GPS, which stands for Global Positioning System, is a geolocation system designed to determine the position of a receiver unit on the Earth anytime, in any weather, anywhere. GPS has 3 parts: the space segment, the user segment, and the control segment. The space segment consists of at least 24 satellites, each in its own orbit above the Earth. The user segment consists of small receivers. The control segment consists of ground stations (five of them, located around the world) that make sure the satellites are working properly.
The GPS satellites each take 12 hours to orbit the Earth. Each satellite is equipped with an accurate clock to let it broadcast signals coupled with a precise time message. A receiver receives the satellite signal, which travels at the speed of light. Even at this speed, the signal takes a measurable amount of time to reach the receiver. The difference between the time the signal is sent and the time it is received, multiplied by the speed of light, enables the receiver to calculate the distance to the satellite. To measure precise latitude, longitude, and altitude, the receiver measures the time it took for the signals from four separate satellites to get to the receiver.
GPS receivers can be hand carried or installed on aircraft, ships, tanks, submarines, cars, and trucks. Many different receiver models are in use. The typical hand-held receiver is about the size of a cellular telephone, and newer models are even smaller.
The GPS signals to a GPS receiver are fairly weak, and significant amounts of processing power are required to acquire and track them. When the receiver is indoors, the signals are considerably attenuated by structure such as walls and ceilings, and the signal strengths may easily drop below the receiver's sensitivity level. As a result, current GPS receivers do not work indoors and often fail or experience severe accuracy degradation in urban environments or under dense foliage.

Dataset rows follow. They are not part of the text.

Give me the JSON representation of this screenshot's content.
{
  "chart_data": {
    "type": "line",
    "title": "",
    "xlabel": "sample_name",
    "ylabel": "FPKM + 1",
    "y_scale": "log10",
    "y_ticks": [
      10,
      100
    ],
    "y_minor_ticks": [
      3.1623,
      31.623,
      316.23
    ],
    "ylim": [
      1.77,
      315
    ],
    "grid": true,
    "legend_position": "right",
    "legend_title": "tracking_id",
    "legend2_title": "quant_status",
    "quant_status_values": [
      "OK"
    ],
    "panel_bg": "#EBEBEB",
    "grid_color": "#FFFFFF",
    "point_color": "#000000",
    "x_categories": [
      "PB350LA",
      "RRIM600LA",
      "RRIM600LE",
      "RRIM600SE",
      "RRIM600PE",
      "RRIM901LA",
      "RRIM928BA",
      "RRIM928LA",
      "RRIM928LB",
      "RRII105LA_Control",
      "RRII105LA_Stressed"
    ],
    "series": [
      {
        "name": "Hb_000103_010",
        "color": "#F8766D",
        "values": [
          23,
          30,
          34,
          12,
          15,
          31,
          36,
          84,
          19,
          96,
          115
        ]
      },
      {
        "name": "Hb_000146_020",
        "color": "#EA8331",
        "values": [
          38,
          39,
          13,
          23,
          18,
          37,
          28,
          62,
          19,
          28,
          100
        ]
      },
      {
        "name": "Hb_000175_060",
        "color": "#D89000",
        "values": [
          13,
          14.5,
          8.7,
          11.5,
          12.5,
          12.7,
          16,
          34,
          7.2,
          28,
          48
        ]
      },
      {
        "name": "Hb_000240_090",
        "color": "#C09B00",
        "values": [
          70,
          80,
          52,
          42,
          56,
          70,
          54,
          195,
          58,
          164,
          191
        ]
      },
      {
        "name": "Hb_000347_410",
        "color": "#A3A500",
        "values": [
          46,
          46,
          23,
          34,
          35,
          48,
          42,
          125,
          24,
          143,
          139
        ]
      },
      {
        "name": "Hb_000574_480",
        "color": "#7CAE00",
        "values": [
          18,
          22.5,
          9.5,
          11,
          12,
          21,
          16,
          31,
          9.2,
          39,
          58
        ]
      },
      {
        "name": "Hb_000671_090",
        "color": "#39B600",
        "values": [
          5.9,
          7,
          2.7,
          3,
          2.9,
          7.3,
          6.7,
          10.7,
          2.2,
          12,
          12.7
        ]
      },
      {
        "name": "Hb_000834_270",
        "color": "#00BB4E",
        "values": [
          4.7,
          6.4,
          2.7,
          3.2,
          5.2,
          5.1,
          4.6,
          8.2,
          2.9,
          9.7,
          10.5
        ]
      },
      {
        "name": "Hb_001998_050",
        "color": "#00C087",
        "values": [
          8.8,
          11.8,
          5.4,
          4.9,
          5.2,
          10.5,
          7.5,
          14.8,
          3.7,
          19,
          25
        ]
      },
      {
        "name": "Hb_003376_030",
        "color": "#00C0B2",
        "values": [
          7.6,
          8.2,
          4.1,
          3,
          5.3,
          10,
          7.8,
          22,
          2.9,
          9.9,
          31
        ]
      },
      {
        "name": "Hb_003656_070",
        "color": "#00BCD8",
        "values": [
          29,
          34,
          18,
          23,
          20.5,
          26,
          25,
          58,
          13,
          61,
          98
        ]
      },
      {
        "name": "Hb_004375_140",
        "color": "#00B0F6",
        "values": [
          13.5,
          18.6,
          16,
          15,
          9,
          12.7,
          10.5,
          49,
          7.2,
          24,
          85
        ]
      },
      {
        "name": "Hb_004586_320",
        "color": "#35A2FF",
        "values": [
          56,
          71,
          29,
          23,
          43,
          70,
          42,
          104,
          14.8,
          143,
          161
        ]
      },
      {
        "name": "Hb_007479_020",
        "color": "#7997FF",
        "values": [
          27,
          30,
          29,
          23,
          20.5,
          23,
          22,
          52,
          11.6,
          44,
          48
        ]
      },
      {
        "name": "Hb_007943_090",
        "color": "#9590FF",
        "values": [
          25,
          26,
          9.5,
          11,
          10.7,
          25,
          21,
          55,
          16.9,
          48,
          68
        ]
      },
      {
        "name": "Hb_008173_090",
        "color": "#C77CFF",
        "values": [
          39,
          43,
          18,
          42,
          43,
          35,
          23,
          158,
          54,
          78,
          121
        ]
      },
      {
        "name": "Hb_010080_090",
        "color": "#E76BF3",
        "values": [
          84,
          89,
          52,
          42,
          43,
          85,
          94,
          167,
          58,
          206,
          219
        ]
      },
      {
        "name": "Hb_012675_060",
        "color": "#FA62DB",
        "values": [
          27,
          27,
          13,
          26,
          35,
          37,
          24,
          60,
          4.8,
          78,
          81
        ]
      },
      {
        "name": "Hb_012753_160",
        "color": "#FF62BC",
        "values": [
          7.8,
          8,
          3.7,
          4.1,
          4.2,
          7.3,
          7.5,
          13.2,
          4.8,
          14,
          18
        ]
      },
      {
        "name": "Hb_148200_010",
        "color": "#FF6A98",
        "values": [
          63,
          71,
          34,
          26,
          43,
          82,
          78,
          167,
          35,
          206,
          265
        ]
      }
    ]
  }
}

Various approaches have been developed to increase the sensitivity of GPS receivers so that they may be used indoors. “Assisting data”, such as techniques for weak signal detection, along with efficient correlation and synchronization algorithms, may be delivered to the receiver. One approach, used for cellular handsets that include a GPS receiver as well as the cellular signal receiver, is to pass assisting data from a cell site to the handset via the cellular system. The data is then passed to the GPS receiver. A second approach is the use of differential GPS (psuedolite system), which broadcasts correction data to GPS receivers. A third approach uses a wide area augmentation system (WAAS), specifically for aiding aircraft during landing. Each of these systems requires receiver hardware in addition to that used for acquiring and processing navigation data.